We just drove the 2018 Lexus GS F and the GS 350 AWD and pretty much love the hell out of both of them. Though neither vehicle is the best at any one thing, they both prove that the GS is an excellent everyday sports sedan that delivers fun, comfort, and good looks (as well as killer reliability).
Regardless of how great we think the GS is among luxury sedans, the bad part is that the GS might not last much longer since Lexus is considering getting rid of it at the end of this current generation. Here's why we think it's worth to keep and/or redesign.

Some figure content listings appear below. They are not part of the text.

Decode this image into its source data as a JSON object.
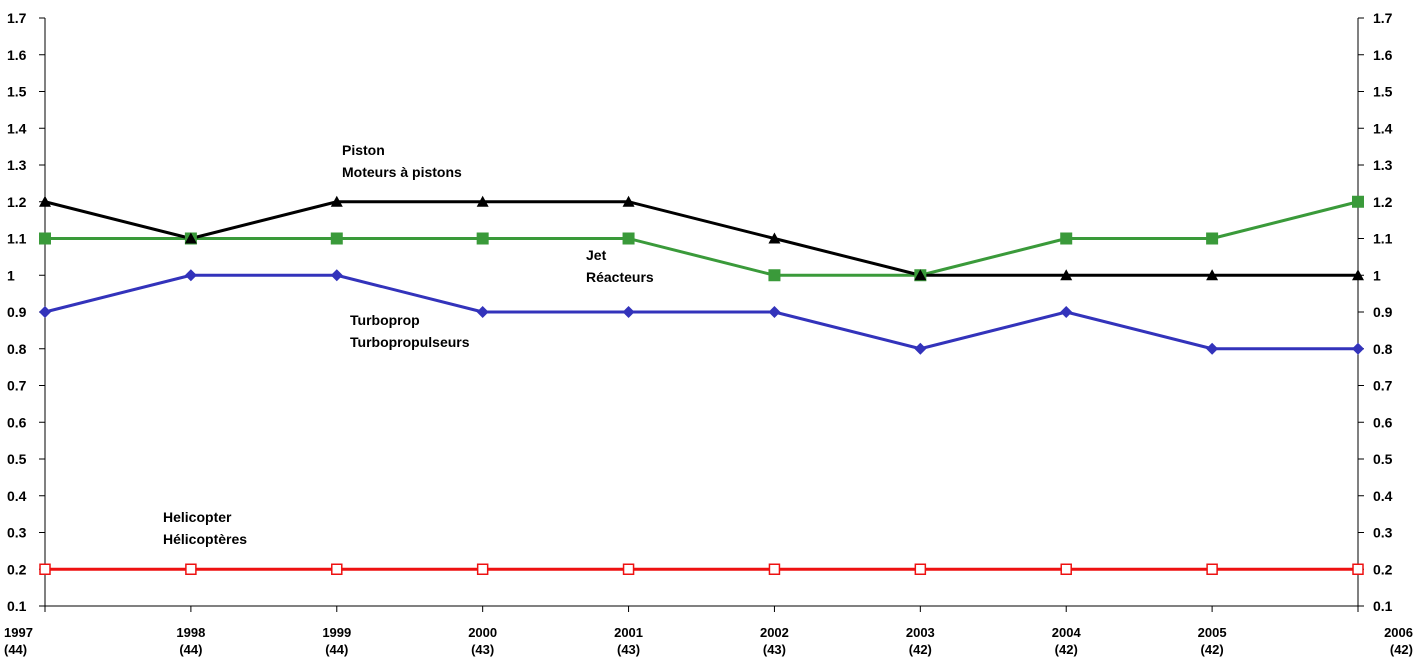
{
  "chart_data": {
    "type": "line",
    "title": "",
    "xlabel": "",
    "ylabel": "",
    "ylim": [
      0.1,
      1.7
    ],
    "yticks": [
      "0.1",
      "0.2",
      "0.3",
      "0.4",
      "0.5",
      "0.6",
      "0.7",
      "0.8",
      "0.9",
      "1",
      "1.1",
      "1.2",
      "1.3",
      "1.4",
      "1.5",
      "1.6",
      "1.7"
    ],
    "grid": false,
    "legend": "none",
    "secondary_y_axis": true,
    "categories": [
      {
        "year": "1997",
        "count": "(44)"
      },
      {
        "year": "1998",
        "count": "(44)"
      },
      {
        "year": "1999",
        "count": "(44)"
      },
      {
        "year": "2000",
        "count": "(43)"
      },
      {
        "year": "2001",
        "count": "(43)"
      },
      {
        "year": "2002",
        "count": "(43)"
      },
      {
        "year": "2003",
        "count": "(42)"
      },
      {
        "year": "2004",
        "count": "(42)"
      },
      {
        "year": "2005",
        "count": "(42)"
      },
      {
        "year": "2006",
        "count": "(42)"
      }
    ],
    "series": [
      {
        "id": "piston",
        "label_lines": [
          "Piston",
          "Moteurs à pistons"
        ],
        "color": "#000000",
        "marker": "triangle",
        "values": [
          1.2,
          1.1,
          1.2,
          1.2,
          1.2,
          1.1,
          1.0,
          1.0,
          1.0,
          1.0
        ]
      },
      {
        "id": "jet",
        "label_lines": [
          "Jet",
          "Réacteurs"
        ],
        "color": "#3a9a3a",
        "marker": "square",
        "values": [
          1.1,
          1.1,
          1.1,
          1.1,
          1.1,
          1.0,
          1.0,
          1.1,
          1.1,
          1.2
        ]
      },
      {
        "id": "turboprop",
        "label_lines": [
          "Turboprop",
          "Turbopropulseurs"
        ],
        "color": "#3333bb",
        "marker": "diamond",
        "values": [
          0.9,
          1.0,
          1.0,
          0.9,
          0.9,
          0.9,
          0.8,
          0.9,
          0.8,
          0.8
        ]
      },
      {
        "id": "helicopter",
        "label_lines": [
          "Helicopter",
          "Hélicoptères"
        ],
        "color": "#ee1111",
        "marker": "square-open",
        "values": [
          0.2,
          0.2,
          0.2,
          0.2,
          0.2,
          0.2,
          0.2,
          0.2,
          0.2,
          0.2
        ]
      }
    ]
  }
}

The GS Has Stood the Test of Time
The Lexus GS started way back in the 1990s, and it was created with more sporting intentions than the rest of the lineup, a sort of larger version of the IS. But it didn't strike a chord with customers and never really quite fit the cushy luxury image Lexus was known for. It wasn't as big as the flagship LS, nor was it as popular as the Camry-based ES. The GS was more sporty and had the looks to back it up. Sadly, those who were looking for a sporty luxury car turned to BMW, Mercedes-Benz, and Audi. But the GS lived through four generations and leads us to where we are today. Nearly three decades later, and the GS is better than its ever been.
The GS is Seriously Comfortable
Sit in the current GS, and you'll find that there's ample room, some of the best seats in the industry, and a dash layout that's still attractive after seven years of the fourth generation. The near infinite adjustability of the power tilt and telescoping steering column, the quick shifting transmission, the sublime seats (especially in F Sport trim), and the excellent seating position make for a real pleasure behind the wheel, and the passengers fare nearly as well. Only the infotainment system feels lacking, as the Enform system could use a total overhaul. Aside from that, the GS is superb inside.

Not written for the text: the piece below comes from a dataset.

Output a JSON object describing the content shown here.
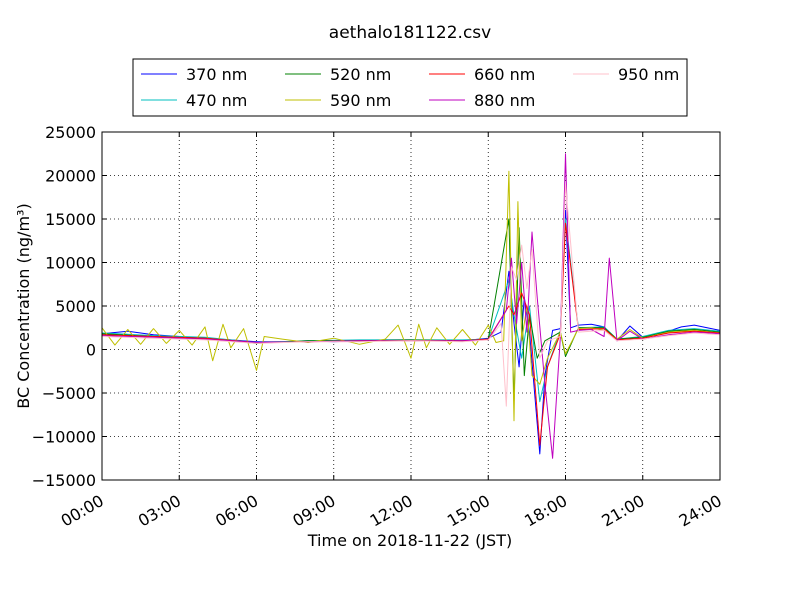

The GS is Sporty No Matter the Trim Level
The GS is one of those vehicles that's a competent all-arounder. It's not only comfortable, well-built,a and spacious, it's one of the sportiest models available, regardless of whether you get the GS 300 (241 hp turbo four), the GS 350 (311 hp turbo V6), the GS 450h (V6 + electric motor) or the hi-powered GS F with its booming 5.0-liter V8). Each one has a sporty suspension setup and good balance that make it a blast to drive every day, not just on a track. The fact that you get rear-wheel drive standard and an optional F Sport package that increases the level of driving dynamics make it an attractive but comfortable daily driver that won't put you to sleep.
The GS Holds Its Value and Reliability
Lexus makes some of the best, longest lasting cars in the business, and the GS is no exception. You'll see cars that are from the 2nd generation still driving around. Even versions from the last generation are still selling for $20,000 used, which is a testament to their overall value and reliability. It rates a whopping 9.2/10 from customers who purchased it used. That's all the more reason why it makes a great daily driver that still delivers thrills behind the wheel.
But the unfortunate outcome is that the GS will probably not continue beyond the fourth generation. The brand new LS 500 uses a turbocharged V6, just like the current GS. Lexus is concerned that the car will detract from LS sales in what's known as a product overlap. But what's also true is that it will cost Lexus a lot of money to develop a brand new GS, a move that doesn't make much sense when sales of the current car are poor (it barely outsells the overlooked Kia Cadenza).
Furthermore, sedan sales are tanking everywhere, from cheaper versions to pricier ones. The Lexus RX and NX crossovers are their best-sellers, lending more credence to the notion that investment in more crossovers is where the profits are. We're really sad about what could very well be the demise of the GS. It ticks so many boxes for us, which crossovers rarely do.